When I was young I saw Julia Marlowe in “As You Like It,” and was ravished with delight. Now I look back on it, in the broad daylight of my present knowledge about life; I recall the thousand traps into which I fell because of ignorance of sex, ignorance of money, ignorance of almost everything about my fellow human beings. I recall the people I have known who fell into these same traps, and were not able to extricate themselves, but paid for their romantic illusions with poverty, drunkenness, disease, divorce, insanity, suicide. So I am compelled to declare that these “charming” comedies are as false to life as the average moving picture of our time, in which the problems of labor and capital are solved by the honest labor leader marrying the daughter of the great captain of industry.

I have to go further and maintain that this betrayal of life was deliberate; the writer himself knew more than he told us. Shakespeare is fond of jeering at the “groundlings,” and those who stoop to tickle their unwashed ears. In the Shakespearean theater the cheap seats were in the pit, or what we call the orchestra; the aristocrats sat on the sides of the stage, and frequently got drunk, and amused themselves by sprawling in their seats and tripping up the actors and guying the show. These elegant ones were not “groundlings,” and it was no disgrace to a romantic poet to rise in the world by giving them what they wanted. Shakespeare was even cynical enough to laugh at them for their silly taste; he called one of his comedy successes “As You Like It,” and another “Twelfth Night, or What you Will.”
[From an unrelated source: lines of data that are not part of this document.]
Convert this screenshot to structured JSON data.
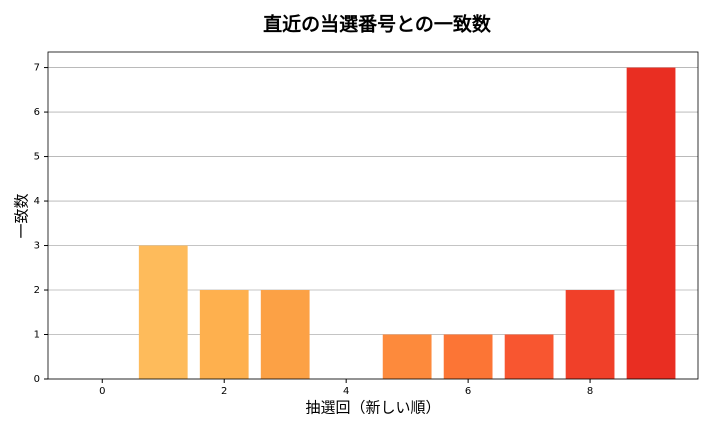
{
  "chart_data": {
    "type": "bar",
    "title": "直近の当選番号との一致数",
    "x_label": "抽選回（新しい順）",
    "y_label": "一致数",
    "x": [
      0,
      1,
      2,
      3,
      4,
      5,
      6,
      7,
      8,
      9
    ],
    "values": [
      0,
      3,
      2,
      2,
      0,
      1,
      1,
      1,
      2,
      7
    ],
    "colors": [
      "#fec965",
      "#febb5b",
      "#feb04e",
      "#fca145",
      "#fd9640",
      "#fd8a3c",
      "#fc7535",
      "#f85630",
      "#f04029",
      "#e92e22"
    ],
    "xlim": [
      -0.89,
      9.77
    ],
    "xticks": [
      0,
      2,
      4,
      6,
      8
    ],
    "ylim": [
      0,
      7.35
    ],
    "yticks": [
      0,
      1,
      2,
      3,
      4,
      5,
      6,
      7
    ],
    "grid": true
  }
}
This man was gifted with the most marvelous tongue that has yet appeared on earth. Golden, glowing, gorgeous words poured out of him at a moment’s notice all his life; he covered everything he wrote with the glamour of poetry. This gift was his fortune; but also it was a trap, because it saved him the need of thinking. It is a trap for us, because it tempts us into sharing his emotions without thinking. But force yourself to think, ask yourself what is the actual value of the ideas the mighty poet is expressing, and you discover that many of them are commonplace, many are worldly and cheap, many are the harsh prejudices of his time and class.

In these early days Shakespeare wrote a long narrative poem, which helps us to know him. It is dedicated to the young Earl of Southampton, his patron, and is called “Venus and Adonis”; a typical example of the pseudo-classical romantic rubbish which the cultured world of that time called “art.” Nature has provided for the mixing and distributing of the qualities of living creatures by a system of sex exchanges. Throughout the higher forms of life, and with men and women in their primitive, natural condition, the act of sex fertilization occupies less than the entire time of the creature. But now a leisure-class arises, parasitic upon its fellows; and the members of this class seek to divert their idle time by the endless elaboration of the sex function.
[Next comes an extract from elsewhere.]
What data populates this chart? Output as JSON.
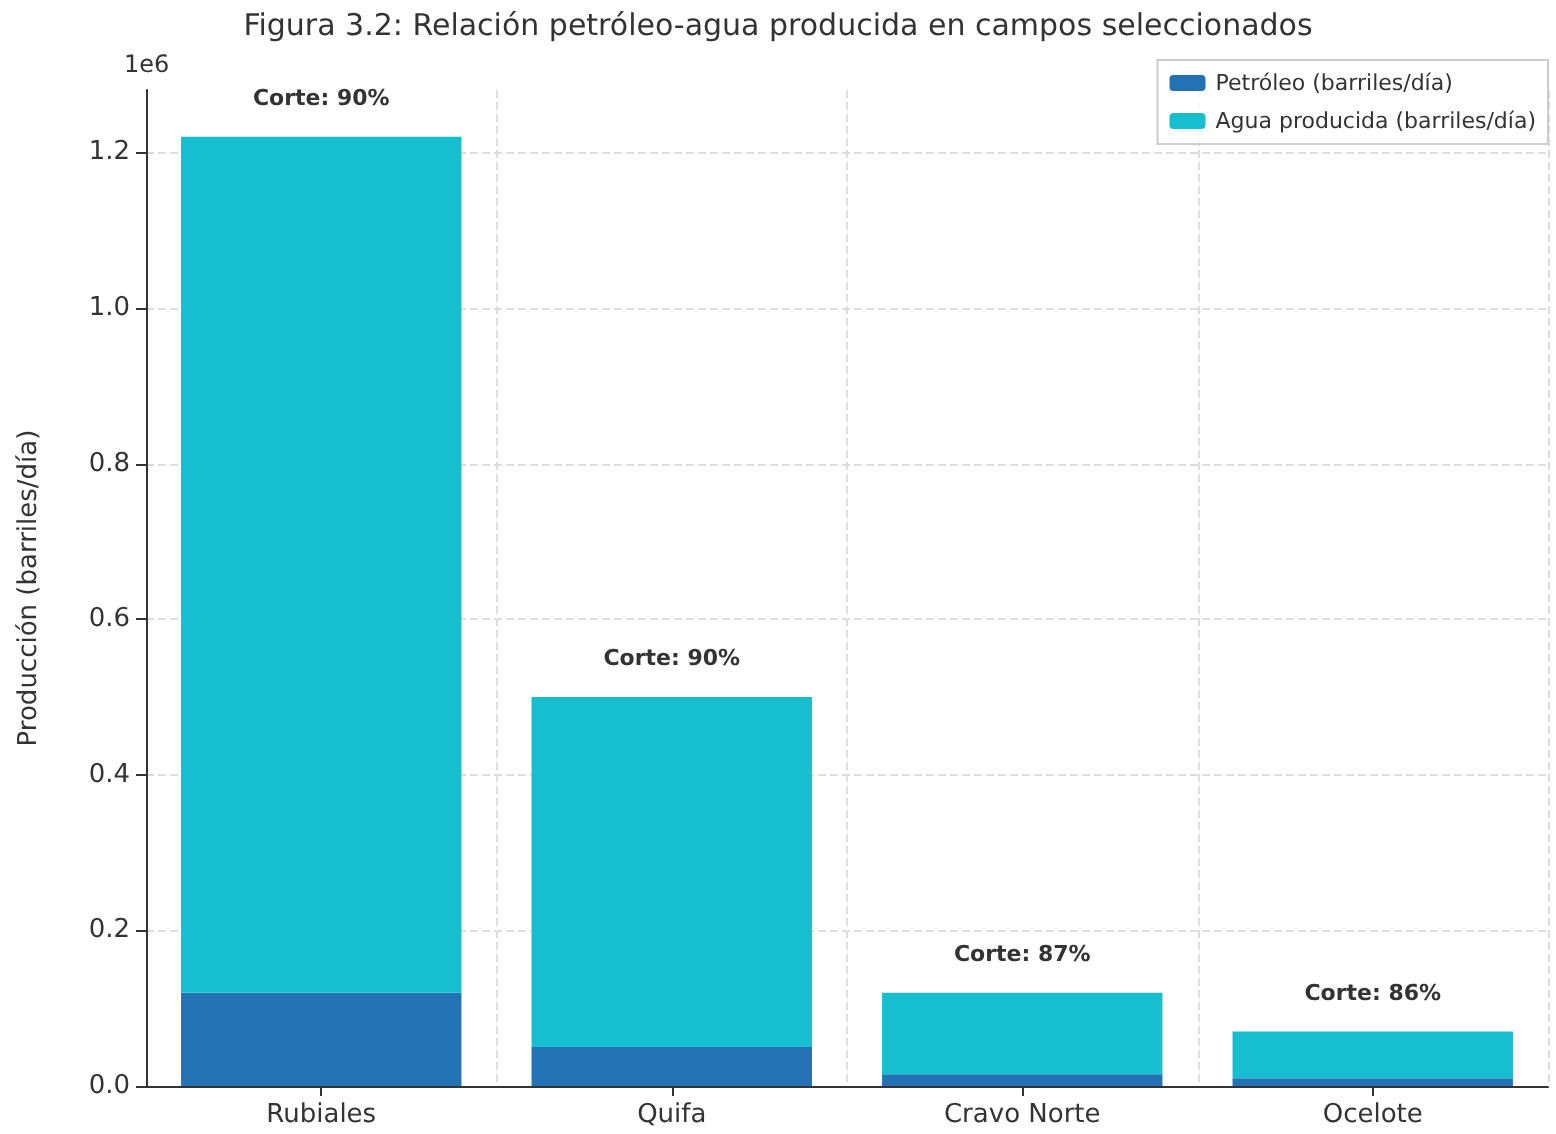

“Venus and Adonis” tells the story of an effort of the goddess of love to secure the sexual attentions of a reluctant youth. The striking thing about the poem is the extent to which the Greek ideal of the goddess of fecundity has been debased—I will not say to the animal level, because the animals are decent and sensible in their sex affairs; I say to the level of the high-priced brothel, where the jaded rich are beguiled. Venus in this poem has no idea of making herself spiritually or intellectually attractive to the youth; she does not know how to be sublime and goddess-like, she does not know how to be wise, or even to be witty and gay. She only knows how to force her unwanted flesh more and more persistently upon the youth, to wallow upon his body, disgusting both the youth and the reader.
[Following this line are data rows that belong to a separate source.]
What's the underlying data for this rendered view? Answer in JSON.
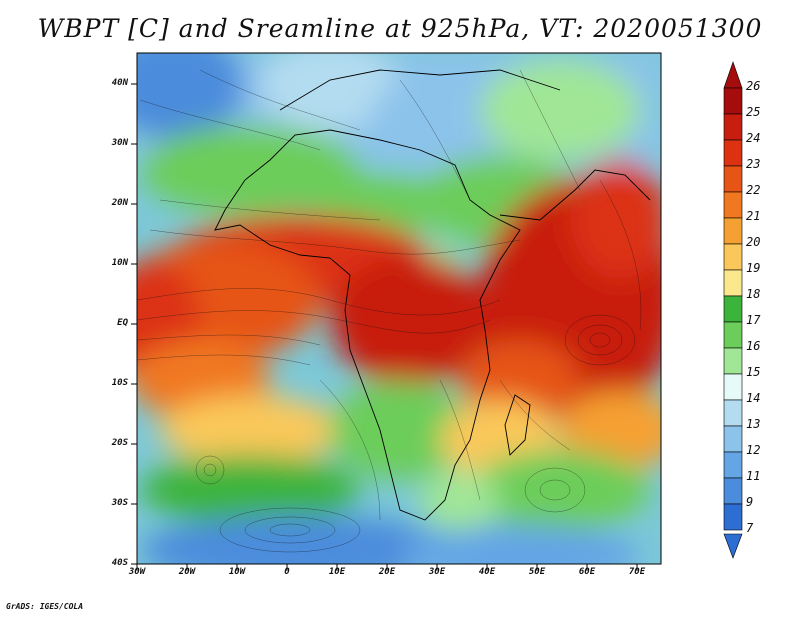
{
  "title": "WBPT [C] and Sreamline at 925hPa, VT: 2020051300",
  "credit": "GrADS: IGES/COLA",
  "y_axis": {
    "labels": [
      "40N",
      "30N",
      "20N",
      "10N",
      "EQ",
      "10S",
      "20S",
      "30S",
      "40S"
    ],
    "values": [
      40,
      30,
      20,
      10,
      0,
      -10,
      -20,
      -30,
      -40
    ]
  },
  "x_axis": {
    "labels": [
      "30W",
      "20W",
      "10W",
      "0",
      "10E",
      "20E",
      "30E",
      "40E",
      "50E",
      "60E",
      "70E"
    ],
    "values": [
      -30,
      -20,
      -10,
      0,
      10,
      20,
      30,
      40,
      50,
      60,
      70
    ]
  },
  "colorbar": {
    "labels": [
      "26",
      "25",
      "24",
      "23",
      "22",
      "21",
      "20",
      "19",
      "18",
      "17",
      "16",
      "15",
      "14",
      "13",
      "12",
      "11",
      "9",
      "7"
    ],
    "colors": [
      "#a50d0d",
      "#c81e0f",
      "#dc3212",
      "#e65516",
      "#f07820",
      "#f5a032",
      "#fac85a",
      "#fbe78c",
      "#3cb43c",
      "#6ccd5a",
      "#a0e696",
      "#e6fafa",
      "#b4dcf0",
      "#8cc3eb",
      "#64a5e6",
      "#4b8cdc",
      "#2d6ed2"
    ],
    "top_arrow_color": "#a50d0d",
    "bottom_arrow_color": "#2d6ed2"
  }
}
The fact that “Venus and Adonis” is full of verbal splendor, like everything else that Shakespeare wrote, makes it more and not less offensive to an intelligent person. By means of our intelligence we have invented the microscope, and thereby we know that decay is not less decay because it happens to be phosphorescent. We can surely say that there was decay in the fashionable world of Shakespeare’s time, when twelve editions of “Venus and Adonis” were called for, while for a mighty tragedy like “Othello” there was not demand enough to secure its printing until six years after its author was dead!